The Hypocrisy of Wall Street Culture


July 14, 2002

The Hypocrisy of Wall Street Culture

By KATE JENNINGS

In "The Devil's Dictionary," Ambrose Bierce famously defined a corporation as "an ingenious device for obtaining individual profit without individual responsibility." Bierce and his wicked definition came to mind when President Bush called for a "new ethic of personal responsibility in the business community" during his Wall Street speech. Bierce would've been delighted at the coincidence.

To many of us, the president's rhetoric on Tuesday was all gaping gum, no teeth. If by chance, though, he was being sincere, Mr. Bush was knocking himself out for nothing because, as Bierce's definition implies, the structure of American corporations is inimical to the "new" ethic he was espousing. Despite the efforts of many fine people, American corporations are notorious for daddy-knows-best, brook-no-dissent cultures where personal responsibility more often dies than flourishes. They are also secretive, self-referential environments where transparency, Mr. Bush's other hobbyhorse, is unlikely to be embraced in any form, accounting or otherwise, except as window-dressing.

I make these observations as someone who worked for much of the 1990's as a speechwriter at two major Wall Street financial services corporations. Until then, I'd had no experience of closed societies and rigid hierarchies; perforce, to survive, I had to turn myself into something of an anthropologist.

One paradox was hard to miss: When I crossed the thresholds of those downtown skyscrapers, I went from a one-person, one-vote democracy -- messy, noisy, infuriating, but democratic -- to a netherworld where fear was the primary management tool and dossiers, censorship, misinformation and various forms of surveillance were standard practice. To me, corporations seemed not merely autocratic but totalitarian; the engines of America's fabled democratic society are anything but.

To heap paradox on paradox, because I worked with investment bankers I was surrounded by free-market fundamentalists who roamed the globe preaching a triumphant gospel of deregulation from which all freedoms would flow, yet returned to a bureaucratic roost perfectly Soviet in its rigidity.

The fall of the Berlin Wall, followed by the tech boom, had "turbo-charged" -- to use a favorite piece of business jargon -- their sense of superiority and rightness in all things, not just economic. Of course, free markets were allowed to be free only when it suited bankers; when Long-Term Capital Management faced collapse, instead of allowing it to fail, as the market was clearly dictating, they bailed it out to save themselves. In fact, derivatives-related debacles were piling up faster than car wrecks on a foggy highway. Cost of doing business, said the bankers. Harbingers of much worse to come, said prescient students of financial scandals.

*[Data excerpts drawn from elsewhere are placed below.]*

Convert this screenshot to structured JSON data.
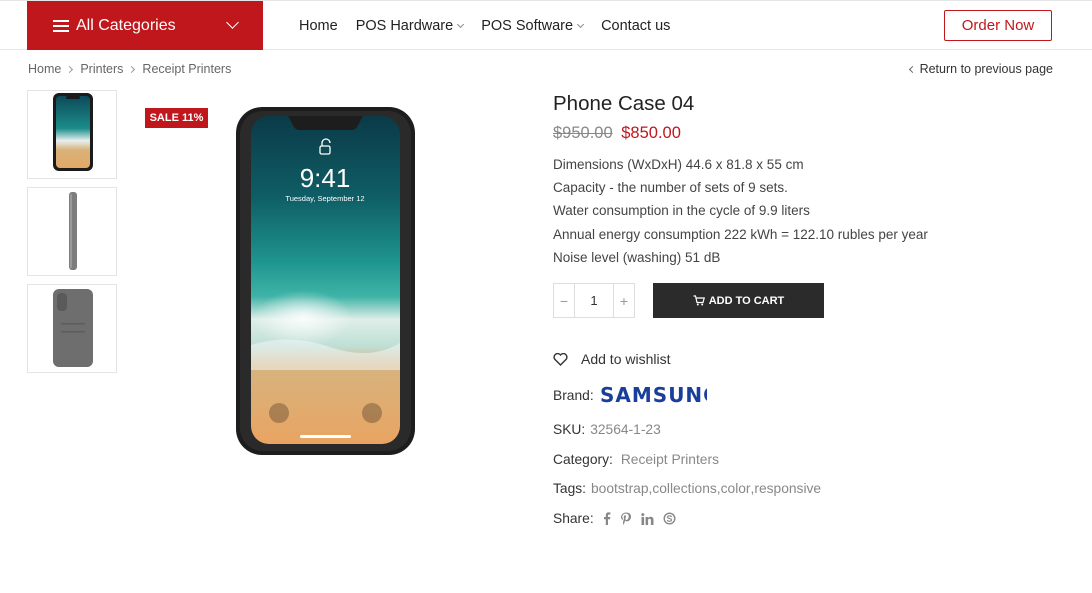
{
  "header": {
    "categories_label": "All Categories",
    "nav": [
      "Home",
      "POS Hardware",
      "POS Software",
      "Contact us"
    ],
    "order_label": "Order Now",
    "accent": "#c0171c"
  },
  "breadcrumb": [
    "Home",
    "Printers",
    "Receipt Printers"
  ],
  "back_link": "Return to previous page",
  "gallery": {
    "sale_badge": "SALE 11%",
    "phone_time": "9:41",
    "phone_date": "Tuesday, September 12"
  },
  "product": {
    "title": "Phone Case 04",
    "old_price": "$950.00",
    "new_price": "$850.00",
    "specs": [
      "Dimensions (WxDxH) 44.6 x 81.8 x 55 cm",
      "Capacity - the number of sets of 9 sets.",
      "Water consumption in the cycle of 9.9 liters",
      "Annual energy consumption 222 kWh = 122.10 rubles per year",
      "Noise level (washing) 51 dB"
    ],
    "qty": "1",
    "add_to_cart": "ADD TO CART",
    "wishlist": "Add to wishlist",
    "brand_label": "Brand:",
    "brand_name": "SAMSUNG",
    "sku_label": "SKU:",
    "sku": "32564-1-23",
    "category_label": "Category:",
    "category": "Receipt Printers",
    "tags_label": "Tags:",
    "tags": [
      "bootstrap",
      "collections",
      "color",
      "responsive"
    ],
    "share_label": "Share:",
    "share_icons": [
      "facebook-icon",
      "pinterest-icon",
      "linkedin-icon",
      "skype-icon"
    ]
  }
}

One can argue that corporations, like the armed forces, have to be autocratic. But delivering goods and services in an efficient, competitive manner doesn't require the same unquestioning loyalty as fighting wars. Disciplined teamwork, yes, but not blind obedience. From my experience, corporate employees, while understanding the need for unity, are hungry for real debate, not scripted events. Without it, they know, there is no intellectual growth -- just executive mind-sets growing thick and wrinkly as elephant hide.

Every now and again, employees revolt against being treated as children. I remember a meeting where someone got the bright -- and career-undermining -- idea of polling the assembled managing directors on whether they thought the firm's strategy, as just outlined by the chief executive, would succeed; they were to punch in their responses on handheld devices, to be instantly flashed up on a screen in a way that would be hard to ignore.

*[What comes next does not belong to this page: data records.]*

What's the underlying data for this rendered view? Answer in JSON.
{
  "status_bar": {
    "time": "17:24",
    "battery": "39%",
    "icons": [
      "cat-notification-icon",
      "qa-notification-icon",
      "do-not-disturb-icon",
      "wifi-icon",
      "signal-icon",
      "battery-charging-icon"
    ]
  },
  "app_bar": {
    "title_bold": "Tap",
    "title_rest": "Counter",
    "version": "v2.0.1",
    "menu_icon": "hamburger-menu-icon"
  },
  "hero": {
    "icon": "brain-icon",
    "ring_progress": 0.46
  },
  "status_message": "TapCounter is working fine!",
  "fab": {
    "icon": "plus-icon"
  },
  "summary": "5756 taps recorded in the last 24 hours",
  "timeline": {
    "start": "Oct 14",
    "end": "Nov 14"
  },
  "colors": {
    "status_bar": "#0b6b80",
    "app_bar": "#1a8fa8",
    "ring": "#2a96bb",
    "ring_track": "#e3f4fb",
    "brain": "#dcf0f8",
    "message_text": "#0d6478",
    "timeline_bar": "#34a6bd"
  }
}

Against all rules of corporate decorum, a majority voted no, the firm's strategy wouldn't succeed. Loud gasp. As stunning as this moment was, it was just as stunningly passed over; the meeting continued as if the vote had never happened. In any sane, responsive world, the C.E.O. would've stopped the proceedings and started a debate as to why the managing directors felt that way. The frustration in the hall was palpable.

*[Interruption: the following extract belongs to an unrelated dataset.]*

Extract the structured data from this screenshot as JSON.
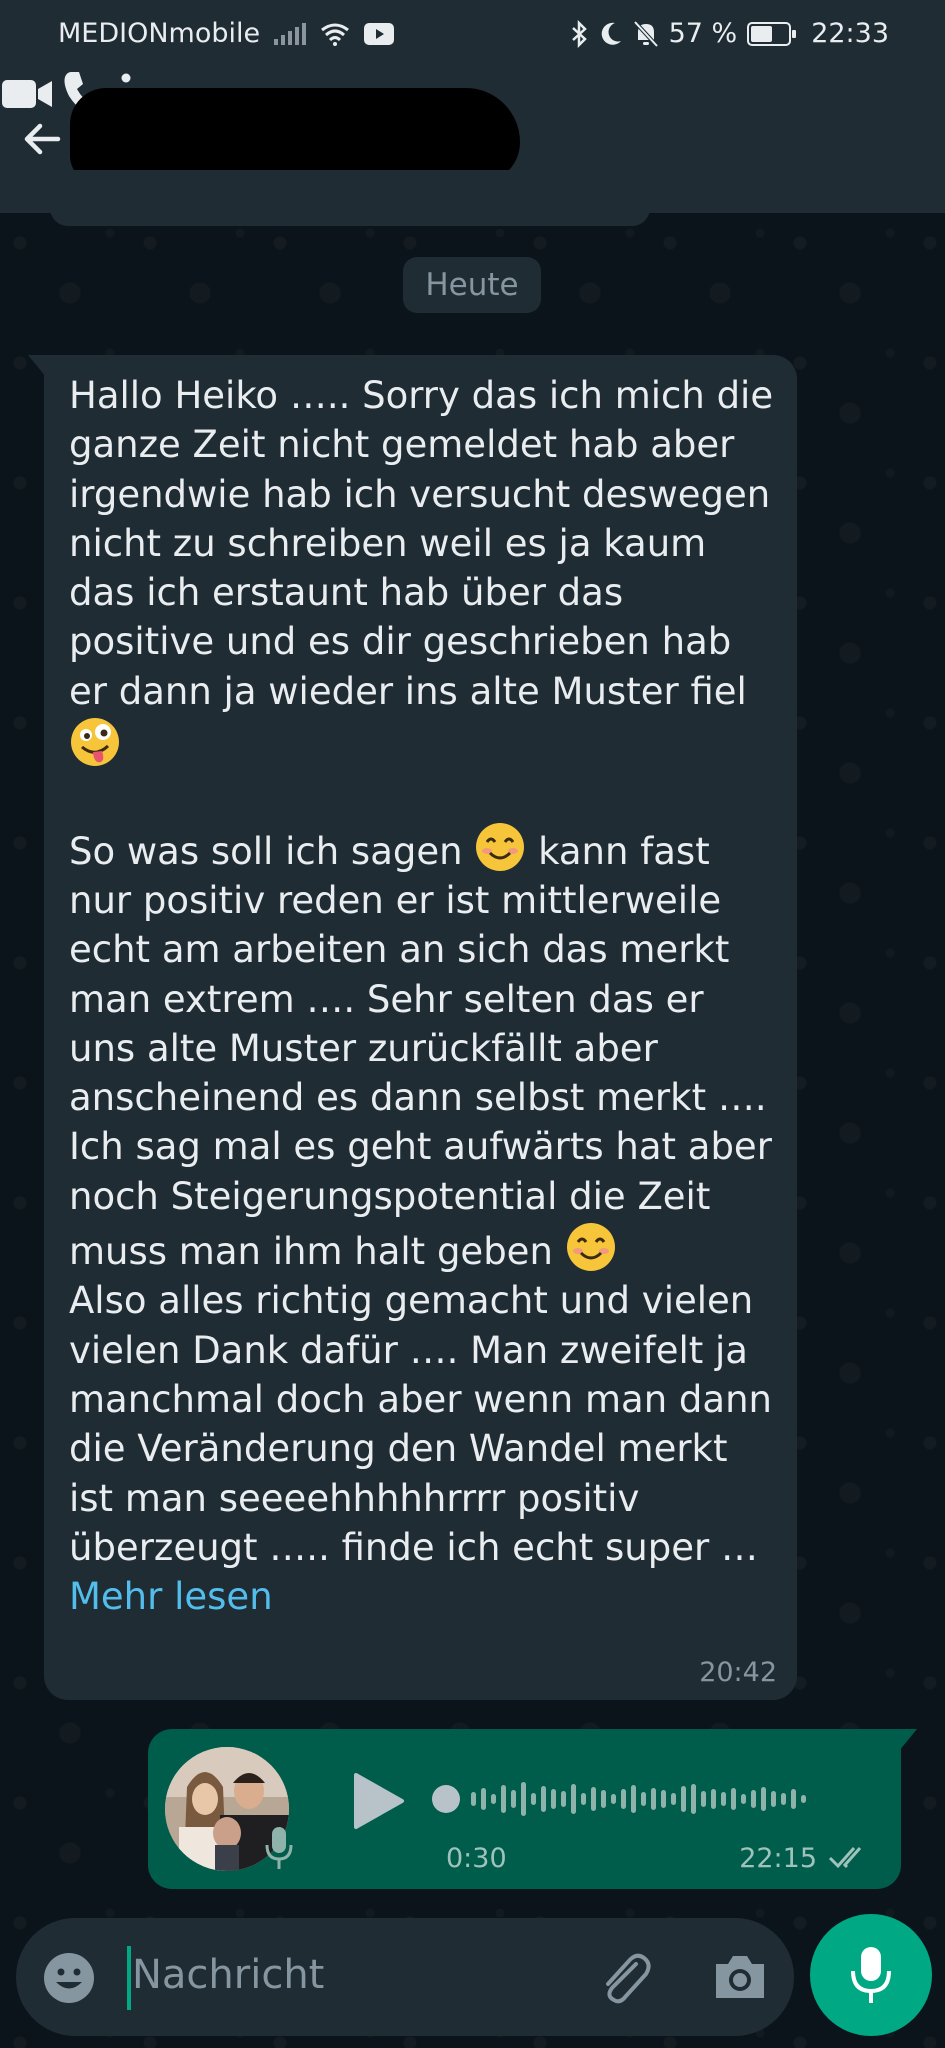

Yet such high-handedness is accepted. Executives not only routinely ignore their employees, they appease the market whenever necessary by firing large quantities of them -- all done with impunity. It was not until the events of the last months, however, that many shareholders became aware of the extent to which they, too, are but pawns in management's game. They didn't have to lose their portfolios and pensions to learn this, because there has long been one dead giveaway of corporate disdain for shareholders: All over the United States, when the season arrives for annual shareholder meetings, corporations convene them in out-of-the-way places to dissuade shareholders from attending and asking pesky questions.

To return to Ambrose Bierce. Under the entry for "riches" in "The Devil's Dictionary," instead of a definition, you will find three quotes:


"A gift from Heaven signifying, `This is my beloved son, in whom I am well pleased.' " -- John D. Rockefeller


"The reward of toil and virtue."
-- J. P. Morgan


"The savings of many in the hands of one." -- Eugene Debs

On which Bierce -- prince of curmudgeons, king of cynics, long may he be read and emulated -- wisely refused to expand.

Kate Jennings is the author of "Moral Hazard," a novel.